§ 2. Mr. Cousins
To ask the Secretary of State for Foreign and Commonwealth Affairs what steps he is taking to prevent the proliferation of strategic weapons and their delivery systems in west and south Asia. 
§ The Minister of State, Foreign and Commonwealth Office (Mr. David Davis)
We are concerned about the possible proliferation of weapons of mass destruction and their delivery systems throughout the world. We urge all states to accede to the nuclear non-proliferation treaty, the chemical weapons convention and the biological weapons convention. We play an active part in efforts to control the spread of missiles and the supply of equipment related to the development of weapons of mass destruction.
§ Mr. Cousins
Does the Minister recognise that, in the 1980s, Britain passed to Iraq nuclear weapons-making technology and Vickers tanks that could have been converted into launch vehicles for missiles, and that British expertise contributed to the development of Scud missiles into long-range weapons? Now that, in the same region, there are five or six countries with nuclear weapons-making capacity and six or seven with the ability to deliver those weapons in long-range missiles, what specific guidelines do the Government have to prevent the further proliferation of that evil technology in that unhappy region?
§ Mr. Davis
The hon. Gentleman's retailing of a tired old story demonstrates his lack of judgment and why he was sacked from the Labour Front-Bench team some time ago. We have been active in the United Nations special commission on Iraq, which has raised continuing concerns about Iraq's ballistic missile, chemical and biological weapons programmes, and in the International Atomic Energy Agency in trying to put in place on-going monitoring and verification. Similarly, elsewhere in the area, we are encouraging countries to join the non-proliferation treaty. The hon. Gentleman would perhaps do better to join that encouragement rather than just attack this country.
§ Mr. Forman
Since the development of strategic weapons in west and south Asia—or any other part of the world—can sometimes be a consequence as well as a cause of very grave regional problems, is my hon.
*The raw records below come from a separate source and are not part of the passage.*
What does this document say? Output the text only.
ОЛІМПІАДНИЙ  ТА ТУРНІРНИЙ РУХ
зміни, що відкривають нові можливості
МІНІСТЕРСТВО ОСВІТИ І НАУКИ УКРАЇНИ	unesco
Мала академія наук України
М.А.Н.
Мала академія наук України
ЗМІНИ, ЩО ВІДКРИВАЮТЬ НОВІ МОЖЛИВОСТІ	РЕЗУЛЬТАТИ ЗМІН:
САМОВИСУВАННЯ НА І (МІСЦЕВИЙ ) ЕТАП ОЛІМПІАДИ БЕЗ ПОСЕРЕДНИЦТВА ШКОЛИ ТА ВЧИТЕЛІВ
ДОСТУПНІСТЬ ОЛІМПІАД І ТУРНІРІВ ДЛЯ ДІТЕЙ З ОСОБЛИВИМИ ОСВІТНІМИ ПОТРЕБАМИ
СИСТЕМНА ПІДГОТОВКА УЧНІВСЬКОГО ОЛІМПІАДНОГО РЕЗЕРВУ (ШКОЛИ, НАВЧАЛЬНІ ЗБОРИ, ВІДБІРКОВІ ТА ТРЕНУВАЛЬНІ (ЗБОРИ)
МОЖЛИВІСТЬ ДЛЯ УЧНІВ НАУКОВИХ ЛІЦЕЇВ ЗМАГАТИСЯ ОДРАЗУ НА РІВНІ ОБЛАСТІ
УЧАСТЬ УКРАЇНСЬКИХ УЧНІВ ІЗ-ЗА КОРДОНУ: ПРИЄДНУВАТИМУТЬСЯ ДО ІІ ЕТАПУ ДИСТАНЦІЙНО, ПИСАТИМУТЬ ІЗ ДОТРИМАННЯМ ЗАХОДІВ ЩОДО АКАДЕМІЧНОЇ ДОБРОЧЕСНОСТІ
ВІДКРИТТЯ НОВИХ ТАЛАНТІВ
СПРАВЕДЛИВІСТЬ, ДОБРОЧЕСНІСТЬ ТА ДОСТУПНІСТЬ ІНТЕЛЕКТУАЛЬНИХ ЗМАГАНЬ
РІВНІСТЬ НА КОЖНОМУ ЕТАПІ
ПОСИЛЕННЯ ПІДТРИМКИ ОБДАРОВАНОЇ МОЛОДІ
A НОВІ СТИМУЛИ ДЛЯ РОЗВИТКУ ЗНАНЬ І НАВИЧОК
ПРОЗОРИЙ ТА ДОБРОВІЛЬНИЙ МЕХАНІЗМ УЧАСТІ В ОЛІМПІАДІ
Friend aware of the urgent need for Britain to do even more to try to help reach a solution to the vexed problem of Kashmir, which is in that geographical zone? Can he bring the House up to date on how the Government are trying to bring together India and Pakistan, two prominent members of the Commonwealth, and reach a satisfactory peace for Kashmir?
§ Mr. Davis
There is no new initiative with respect to that part of the world. My hon. Friend is right to draw attention to the potential of weapons of mass destruction destabilising that part of the world. We have put a great deal of pressure on Governments there to ensure that they join the non-proliferation treaty as non-nuclear weapon states.